Complementary-strand synthesis.

For both rolling-circle replication and conjugation, the nicking, unwinding, and recircularization of a single strand of DNA is followed by complementary-strand synthesis (32, 53). For rolling-circle replication, complementary-strand synthesis is initiated from a single-strand origin of replication, which, like lagging-strand synthesis, requires RNA priming (16, 32). For conjugative and mobilizable plasmids, complementary-strand synthesis of the transferred circularized single strand occurs in the recipient (53). Some conjugative plasmids encode primases that are transferred into the recipient and are important for complementary-strand synthesis, while others appear to rely on host-encoded primase activities (34, 51). In either case, complementary-strand synthesis is initiated primarily at the normal origin of replication on the transferred plasmid (53).

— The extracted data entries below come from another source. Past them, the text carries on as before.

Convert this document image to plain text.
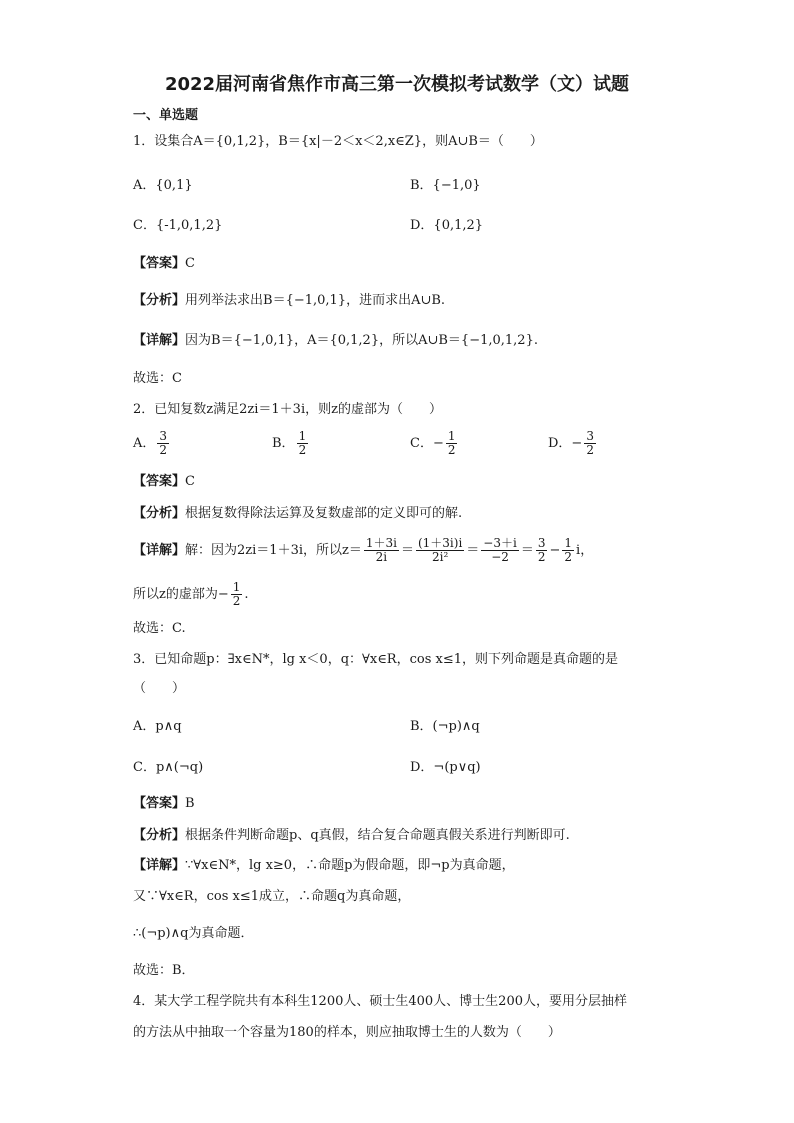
2022届河南省焦作市高三第一次模拟考试数学（文）试题
一、单选题
1．设集合A＝{0,1,2}，B＝{x|－2＜x＜2,x∈Z}，则A∪B＝（　　）
A．{0,1}	B．{−1,0}
C．{-1,0,1,2}	D．{0,1,2}
【答案】C
【分析】用列举法求出B＝{−1,0,1}，进而求出A∪B.
【详解】因为B＝{−1,0,1}，A＝{0,1,2}，所以A∪B＝{−1,0,1,2}.
故选：C
2．已知复数z满足2zi＝1＋3i，则z的虚部为（　　）
A． $\frac{3}{2}$	B． $\frac{1}{2}$	C．− $\frac{1}{2}$	D．− $\frac{3}{2}$
【答案】C
【分析】根据复数得除法运算及复数虚部的定义即可的解.
【详解】解：因为2zi＝1＋3i，所以$z= \frac{1+3i}{2i} = \frac{(1+3i)i}{\text{2i²}} = \frac{-3+i}{-2} = \frac{3}{2} - \frac{1}{2}$ i，
所以z的虚部为− $\frac{1}{2}$ .
故选：C.
3．已知命题p：∃x∈N*，lg x＜0，q：∀x∈R，cos x≤1，则下列命题是真命题的是
（　　）
A．p∧q	B．(¬p)∧q
C．p∧(¬q)	D．¬(p∨q)
【答案】B
【分析】根据条件判断命题p、q真假，结合复合命题真假关系进行判断即可.
【详解】∵∀x∈N*，lg x≥0，∴命题p为假命题，即¬p为真命题，
又∵∀x∈R，cos x≤1成立，∴命题q为真命题，
∴(¬p)∧q为真命题．
故选：B．
4．某大学工程学院共有本科生1200人、硕士生400人、博士生200人，要用分层抽样
的方法从中抽取一个容量为180的样本，则应抽取博士生的人数为（　　）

Unlike conjugative and mobilizable plasmids, ICEBs1 resides in the host chromosome. It excises to form a circular intermediate. If ICEBs1 is transferred as a single strand, then complementary-strand synthesis in the recipient is likely to be required to generate the double-stranded circular form of ICEBs1 for integration. Complementary-strand synthesis is probably also required before Int can even be produced in the recipient, since most promoters are active only in double-stranded DNA (43), and we predict that the transferred single strand corresponds to the nontemplate strand of int. It is not clear if or how much replication of the excised ICEBs1 circle occurs in the donor, but most characterized ICEs are not known to replicate autonomously.